Following on from last month’s article on loneliness and the many comments we have received from readers, we are having a close look at what is happening to our local communities.
The demise of the town centre as a hub for locals is a major contributing factor towards the isolation, particularly of older people. Whereas we used to take a trip into town to do our shopping and call into the bank, library or little tea shop to meet up with friends, we now drive into a large retail park and shop in a huge supermarket where we may never see the same people twice. The local tearooms are now a Costa Coffee or Starbucks and the library is probably closed due to restricted hours.
Shops have either closed down, or become charity shops, so if you want to buy a pack of buttons, or some knitting wool you will probably have to take a trip to the nearest retail park and find a huge hobby shop. Economic pressures have seen the closure of many independent shops and the high business rates have squeezed out small family run outlets.
Historically town centres generally evolved around trading points with market days often being the focus mid-week. At weekends, whilst many would work on a Saturday morning, they would dress up in the afternoon and go into town to be seen and socialise.
Farmers gathered to sell their wares and hire workers in town centres. The corn exchange was a big draw with local people meeting up to exchange news, communicate with potential sweethearts and show off their finery.
Many looked forward to the fairs and circuses visiting throughout the year and the centres had a vibrancy that many of us strive to recreate today.
Shopping is now more of a transaction rather than a social event and the out of town centres draw shoppers away. The parking is mostly free at these sites while town centre parking is priced at a premium.
It seems that, despite all efforts to get people involved, the very heart of our physical communities is being ripped out.
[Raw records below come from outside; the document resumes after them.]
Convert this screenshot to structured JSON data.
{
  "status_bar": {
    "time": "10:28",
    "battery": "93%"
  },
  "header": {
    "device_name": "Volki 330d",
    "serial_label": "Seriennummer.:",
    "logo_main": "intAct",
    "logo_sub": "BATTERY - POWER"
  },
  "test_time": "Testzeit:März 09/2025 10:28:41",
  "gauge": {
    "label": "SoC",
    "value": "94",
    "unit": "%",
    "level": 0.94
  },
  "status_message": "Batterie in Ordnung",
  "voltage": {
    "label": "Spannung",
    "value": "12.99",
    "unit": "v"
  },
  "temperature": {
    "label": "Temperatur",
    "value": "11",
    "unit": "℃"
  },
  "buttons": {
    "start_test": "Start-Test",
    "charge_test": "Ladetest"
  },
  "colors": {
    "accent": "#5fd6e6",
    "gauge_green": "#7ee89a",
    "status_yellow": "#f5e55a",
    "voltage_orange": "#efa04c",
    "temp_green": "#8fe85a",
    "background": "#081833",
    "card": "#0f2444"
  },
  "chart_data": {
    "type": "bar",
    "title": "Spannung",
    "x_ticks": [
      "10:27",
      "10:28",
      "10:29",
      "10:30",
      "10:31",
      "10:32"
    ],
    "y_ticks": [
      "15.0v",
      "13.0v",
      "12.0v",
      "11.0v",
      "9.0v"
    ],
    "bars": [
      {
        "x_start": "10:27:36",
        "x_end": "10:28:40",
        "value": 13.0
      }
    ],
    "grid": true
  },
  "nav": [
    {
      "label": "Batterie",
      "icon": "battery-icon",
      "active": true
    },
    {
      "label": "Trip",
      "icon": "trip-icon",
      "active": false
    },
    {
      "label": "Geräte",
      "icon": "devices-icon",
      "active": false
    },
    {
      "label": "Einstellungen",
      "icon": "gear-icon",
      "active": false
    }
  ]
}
In most cases it is the responsibility of the local council to manage urban centres and with these consisting of locally elected members they should have the interest of the community at heart.
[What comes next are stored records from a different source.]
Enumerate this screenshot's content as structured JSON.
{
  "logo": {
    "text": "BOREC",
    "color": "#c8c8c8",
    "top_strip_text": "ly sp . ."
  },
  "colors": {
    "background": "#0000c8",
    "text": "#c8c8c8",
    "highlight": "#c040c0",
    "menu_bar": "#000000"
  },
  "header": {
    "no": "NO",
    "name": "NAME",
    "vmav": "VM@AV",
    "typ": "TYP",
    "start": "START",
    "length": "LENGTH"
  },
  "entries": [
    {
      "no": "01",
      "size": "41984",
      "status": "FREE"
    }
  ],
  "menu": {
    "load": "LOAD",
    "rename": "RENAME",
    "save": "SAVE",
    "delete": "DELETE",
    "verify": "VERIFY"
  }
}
Most council services are mandatory. This means that the council must provide them because they are under a duty to do so by law. Some mandatory functions are tightly controlled by central government, resulting in a similar level of service across the country (e.g. payment of housing benefit). Other statutory requirements (e.g. libraries) leave councils with some choice over the level and type of service they provide.
Many of the other services and functions provided are discretionary. They range from large economic regeneration projects, to the removal of wasp nests. Councils have the power to charge for these services provided and are not prevented from doing so by other legislation; the council does not make a profit. They can charge for arts and entertainment activities, sport and recreational facilities and some pest control services.
Local government spending accounts for about a quarter of all public spending in the UK. Local councils are funded by a combination of grants from central government, Council Tax and business rates. They also receive income from investments, council rents, sales and charges for services.
With central funding being drastically cut and restrictions on local tax increases Councils are having to prioritise where they spend their budgets and many discretionary services will have to be slashed. Are children’s services more important that elderly care?
So what has happened to David Cameron’s ‘Big society’? An audit published in January concludes that his agenda has failed and left the UK more divided than before. The report by Civil Exchange found that the results of the strategy had been “largely negative”, with people feeling unable to influence local decisions, a widespread disenchantment with the political system and weaker communities.
Efforts to encourage wider involvement in delivering public services had resulted in a “race to the bottom” on contract price and reduced transparency and accountability, the report stated.
The think tank’s director and the report’s author Caroline Slocock said:
“Civil Exchange found the Big society had largely failed so far. There has been a welcome increase in communities taking over assets that mean a lot to them, such as shops and pubs, and levels of giving and volunteering remain high by international standards. “
“But government has cut back its support for smaller, local charities sharply, when demand has been rising, and the poorest communities have been worst hit. We found that society was more divided than before and people felt less not more – able to influence what happens in their communities, with civic participation actually falling. The Government’s aim has also been to make public services more responsive and accountable.
“But a small number of multinational businesses are now dominating government contracts and there’s been a “race to the bottom” on pricing contracts in areas like social care – more 15-minute home visits being one result.
We’d like to see less competition and more collaboration between the Government, communities and voluntary groups to draw on the strengths of different communities, with local people being given more of a stake in decisions that affect them. Greater devolution might be a real opportunity to operate differently. “
Today with so many pubs, churches, cinemas, banks, post offices and libraries closing where can we go to interact with other people in the community? Little wonder that loneliness and isolation have become the scourge of our society today.